The large black-backed gull had a loop of a six-pack holder stuck in its beak and around its neck, so that the sharp plastic dug into the sides of its face. The rest of the holder was bunched up around its head, and two of the loops formed glasses through which the bird stared at him with red, burning eyes. One wing hung limply by its side, dragging in the sand. The poor bastard could hardly move without making things worse, and Duncan knew that feeling all too well. The kindest thing to do was to let nature take its course, but when the bird opened its beak in mute appeal, Duncan realized he was screwed. He’d have to give it a fighting chance or never face his friend Josefa Gould again. Josefa ran Seagull Rescue out of her backyard, a cramped space where the birds went to linger in pain before dying. He looked up at the factory. He couldn’t see anyone at the windows because of the harsh reflection of the sun. But even though he couldn’t see his employees, he could feel their eyes upon him, and in his mind he heard them laughing.
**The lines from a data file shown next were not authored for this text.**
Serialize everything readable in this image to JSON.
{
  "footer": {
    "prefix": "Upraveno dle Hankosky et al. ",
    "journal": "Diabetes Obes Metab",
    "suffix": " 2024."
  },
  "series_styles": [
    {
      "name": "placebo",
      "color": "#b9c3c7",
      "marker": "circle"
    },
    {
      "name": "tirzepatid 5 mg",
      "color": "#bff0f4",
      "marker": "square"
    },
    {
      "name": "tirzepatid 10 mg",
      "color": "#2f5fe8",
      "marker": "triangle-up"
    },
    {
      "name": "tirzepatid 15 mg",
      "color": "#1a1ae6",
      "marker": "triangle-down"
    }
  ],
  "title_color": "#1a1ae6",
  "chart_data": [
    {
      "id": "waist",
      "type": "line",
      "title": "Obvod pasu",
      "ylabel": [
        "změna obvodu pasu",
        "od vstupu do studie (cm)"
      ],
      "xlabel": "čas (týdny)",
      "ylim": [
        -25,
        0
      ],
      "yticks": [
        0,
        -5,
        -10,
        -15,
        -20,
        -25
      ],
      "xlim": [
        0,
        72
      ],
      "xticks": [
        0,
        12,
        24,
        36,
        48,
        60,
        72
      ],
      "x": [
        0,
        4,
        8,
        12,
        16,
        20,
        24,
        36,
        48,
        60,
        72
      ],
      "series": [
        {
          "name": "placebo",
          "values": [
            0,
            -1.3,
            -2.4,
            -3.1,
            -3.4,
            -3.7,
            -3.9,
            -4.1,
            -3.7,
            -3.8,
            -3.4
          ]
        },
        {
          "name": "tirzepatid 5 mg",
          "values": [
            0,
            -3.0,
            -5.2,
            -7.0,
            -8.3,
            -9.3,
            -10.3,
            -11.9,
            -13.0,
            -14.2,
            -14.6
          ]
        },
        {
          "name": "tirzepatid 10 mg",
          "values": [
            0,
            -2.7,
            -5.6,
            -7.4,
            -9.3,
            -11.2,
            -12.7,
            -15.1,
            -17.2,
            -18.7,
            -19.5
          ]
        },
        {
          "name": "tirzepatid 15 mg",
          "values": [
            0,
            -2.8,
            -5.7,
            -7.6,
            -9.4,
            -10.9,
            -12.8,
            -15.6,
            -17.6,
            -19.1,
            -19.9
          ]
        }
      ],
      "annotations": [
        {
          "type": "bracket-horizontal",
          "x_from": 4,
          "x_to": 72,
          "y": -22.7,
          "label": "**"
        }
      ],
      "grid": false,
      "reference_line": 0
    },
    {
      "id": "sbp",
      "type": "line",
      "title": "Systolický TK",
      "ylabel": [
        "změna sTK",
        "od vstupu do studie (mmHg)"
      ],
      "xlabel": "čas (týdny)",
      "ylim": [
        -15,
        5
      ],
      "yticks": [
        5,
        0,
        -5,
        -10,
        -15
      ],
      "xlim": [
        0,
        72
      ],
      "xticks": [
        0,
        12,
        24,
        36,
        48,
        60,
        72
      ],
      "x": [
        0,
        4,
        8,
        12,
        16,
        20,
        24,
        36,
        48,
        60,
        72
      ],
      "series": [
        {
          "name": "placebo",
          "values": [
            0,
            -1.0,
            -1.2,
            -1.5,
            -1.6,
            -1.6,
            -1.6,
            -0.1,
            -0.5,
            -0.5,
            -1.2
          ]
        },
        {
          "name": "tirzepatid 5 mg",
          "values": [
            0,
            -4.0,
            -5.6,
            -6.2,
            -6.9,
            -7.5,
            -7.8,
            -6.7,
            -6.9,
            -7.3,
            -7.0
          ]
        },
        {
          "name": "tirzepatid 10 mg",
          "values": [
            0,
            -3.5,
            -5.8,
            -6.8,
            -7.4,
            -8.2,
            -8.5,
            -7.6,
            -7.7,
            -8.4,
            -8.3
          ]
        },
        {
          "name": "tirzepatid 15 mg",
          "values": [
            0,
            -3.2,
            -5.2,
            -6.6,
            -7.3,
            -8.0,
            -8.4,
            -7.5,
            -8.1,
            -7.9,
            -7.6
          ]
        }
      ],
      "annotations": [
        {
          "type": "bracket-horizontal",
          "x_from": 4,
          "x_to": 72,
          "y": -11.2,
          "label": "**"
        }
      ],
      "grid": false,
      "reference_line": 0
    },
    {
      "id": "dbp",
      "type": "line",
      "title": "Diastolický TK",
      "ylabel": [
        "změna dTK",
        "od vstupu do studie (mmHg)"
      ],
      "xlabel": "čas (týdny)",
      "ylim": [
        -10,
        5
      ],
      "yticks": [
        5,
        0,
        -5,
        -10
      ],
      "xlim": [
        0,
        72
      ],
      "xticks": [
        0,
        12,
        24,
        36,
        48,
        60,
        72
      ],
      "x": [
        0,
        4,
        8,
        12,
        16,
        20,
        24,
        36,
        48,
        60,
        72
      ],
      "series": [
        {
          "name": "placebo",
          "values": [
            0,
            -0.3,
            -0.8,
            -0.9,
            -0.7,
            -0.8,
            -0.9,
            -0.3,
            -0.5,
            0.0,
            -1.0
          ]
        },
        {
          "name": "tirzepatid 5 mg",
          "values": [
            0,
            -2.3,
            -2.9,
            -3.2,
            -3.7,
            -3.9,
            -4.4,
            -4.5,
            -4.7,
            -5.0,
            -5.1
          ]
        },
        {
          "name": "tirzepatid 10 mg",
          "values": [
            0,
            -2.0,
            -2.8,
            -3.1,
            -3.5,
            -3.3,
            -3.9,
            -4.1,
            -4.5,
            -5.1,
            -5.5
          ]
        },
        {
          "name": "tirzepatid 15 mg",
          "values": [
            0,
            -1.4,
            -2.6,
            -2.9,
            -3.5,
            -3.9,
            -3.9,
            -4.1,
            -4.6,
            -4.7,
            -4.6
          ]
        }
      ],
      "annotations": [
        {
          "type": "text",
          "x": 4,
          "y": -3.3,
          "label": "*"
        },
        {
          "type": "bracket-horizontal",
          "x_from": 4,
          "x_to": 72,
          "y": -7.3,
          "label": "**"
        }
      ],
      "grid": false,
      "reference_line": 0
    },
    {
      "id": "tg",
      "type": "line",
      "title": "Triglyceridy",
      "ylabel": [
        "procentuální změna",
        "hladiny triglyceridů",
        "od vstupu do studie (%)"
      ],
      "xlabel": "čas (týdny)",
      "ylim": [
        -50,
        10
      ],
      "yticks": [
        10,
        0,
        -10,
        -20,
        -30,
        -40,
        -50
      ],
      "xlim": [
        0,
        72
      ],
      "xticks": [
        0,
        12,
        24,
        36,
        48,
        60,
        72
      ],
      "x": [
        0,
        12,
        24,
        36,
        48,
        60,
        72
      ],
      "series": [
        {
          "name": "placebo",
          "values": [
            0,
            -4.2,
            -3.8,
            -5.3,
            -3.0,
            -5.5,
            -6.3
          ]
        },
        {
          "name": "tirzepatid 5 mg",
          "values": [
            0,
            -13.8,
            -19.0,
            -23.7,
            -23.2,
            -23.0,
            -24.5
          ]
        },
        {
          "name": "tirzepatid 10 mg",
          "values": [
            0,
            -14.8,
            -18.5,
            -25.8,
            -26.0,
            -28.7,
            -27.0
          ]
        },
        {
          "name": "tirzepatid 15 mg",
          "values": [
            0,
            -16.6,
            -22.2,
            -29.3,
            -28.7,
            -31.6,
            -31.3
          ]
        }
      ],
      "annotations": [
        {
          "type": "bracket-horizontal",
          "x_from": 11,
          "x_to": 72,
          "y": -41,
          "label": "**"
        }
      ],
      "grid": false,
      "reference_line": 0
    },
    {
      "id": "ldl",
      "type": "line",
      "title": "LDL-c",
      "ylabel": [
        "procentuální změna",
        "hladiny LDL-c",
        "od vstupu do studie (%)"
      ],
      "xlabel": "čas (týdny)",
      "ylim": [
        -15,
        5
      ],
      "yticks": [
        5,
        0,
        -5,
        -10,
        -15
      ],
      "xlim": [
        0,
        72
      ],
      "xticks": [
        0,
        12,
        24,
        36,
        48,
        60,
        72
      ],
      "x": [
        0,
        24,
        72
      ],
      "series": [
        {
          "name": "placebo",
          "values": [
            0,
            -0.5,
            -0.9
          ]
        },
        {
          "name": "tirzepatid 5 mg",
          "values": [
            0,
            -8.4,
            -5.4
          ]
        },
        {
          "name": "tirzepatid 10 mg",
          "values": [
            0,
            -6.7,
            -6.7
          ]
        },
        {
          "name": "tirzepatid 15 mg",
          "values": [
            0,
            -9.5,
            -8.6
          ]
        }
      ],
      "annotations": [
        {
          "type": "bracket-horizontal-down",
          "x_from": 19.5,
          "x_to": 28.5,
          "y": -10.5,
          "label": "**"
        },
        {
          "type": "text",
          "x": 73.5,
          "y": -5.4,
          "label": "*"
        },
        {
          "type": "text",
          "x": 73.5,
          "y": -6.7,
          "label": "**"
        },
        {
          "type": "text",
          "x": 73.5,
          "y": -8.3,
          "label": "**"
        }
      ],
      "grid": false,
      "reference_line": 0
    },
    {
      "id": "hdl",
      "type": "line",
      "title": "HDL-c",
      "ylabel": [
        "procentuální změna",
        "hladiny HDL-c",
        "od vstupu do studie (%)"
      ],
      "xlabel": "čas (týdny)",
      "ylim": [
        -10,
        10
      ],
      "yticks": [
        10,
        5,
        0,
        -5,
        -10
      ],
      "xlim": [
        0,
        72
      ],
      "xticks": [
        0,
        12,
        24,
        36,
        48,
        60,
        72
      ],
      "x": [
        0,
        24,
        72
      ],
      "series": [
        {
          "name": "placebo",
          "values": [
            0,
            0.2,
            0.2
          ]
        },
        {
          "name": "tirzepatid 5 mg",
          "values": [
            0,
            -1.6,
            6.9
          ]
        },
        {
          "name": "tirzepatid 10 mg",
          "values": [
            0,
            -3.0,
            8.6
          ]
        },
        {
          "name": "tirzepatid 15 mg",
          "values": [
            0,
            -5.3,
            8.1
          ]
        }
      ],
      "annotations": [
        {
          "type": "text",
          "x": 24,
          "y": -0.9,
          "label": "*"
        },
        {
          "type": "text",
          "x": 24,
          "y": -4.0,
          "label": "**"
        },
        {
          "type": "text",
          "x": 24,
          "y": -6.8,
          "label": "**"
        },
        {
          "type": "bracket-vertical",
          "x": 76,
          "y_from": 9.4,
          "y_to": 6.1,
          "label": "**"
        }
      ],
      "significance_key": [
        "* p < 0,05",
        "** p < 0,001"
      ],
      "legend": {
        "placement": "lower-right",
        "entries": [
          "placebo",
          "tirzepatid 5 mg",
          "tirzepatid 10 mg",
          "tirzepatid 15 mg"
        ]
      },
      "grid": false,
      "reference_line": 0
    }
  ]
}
Let them. Wounded animals had to stick together.

He held his arms out, fluttering his hands, and as he edged slowly toward the injured gull he felt himself to be the ridiculous figure his employees thought he was. He could hear Cora telling him in the measured cadence of her profession that he was being paranoid, that he had the love and respect of all his employees. But this was not paranoia; how he wished it were. Ever since his father died, forcing Duncan to move back from New York to take over Seacrest’s helm—his older brother, Nod, having laughed it off—he felt he was not meeting the employees’ expectations of a Leland boss. Duncan had arrived at the tail end of a long line of rugged, blond male specimens who were athletic, competent, and self-assured on land and sea. He was none of those things. Baby pictures showed him as a happy towhead, but the years had darkened his hair along with his mood, until both were mud-colored. Behind his back, he imagined that his workers made fun of his coordination (faulty) and glasses (eyes too dry for contacts). He was tall, yes, but tall in a gangly, loose-limbed sort of way. His image was not helped by the fact that at the moment he wore a business suit tucked into calf-high muck boots. After he’d returned from the bank with an empty begging bowl, he was too tired to change into his work clothes of jeans and a sweatshirt. He’d removed his tie and tossed it up and over the ceiling fan like a noose, then slipped off his leather shoes and put on the wellies he kept in his office for slogging around the factory floor, but he’d done nothing to protect his navy Brooks Brothers outfit. What did it matter? He saw no future that included a three-piece suit.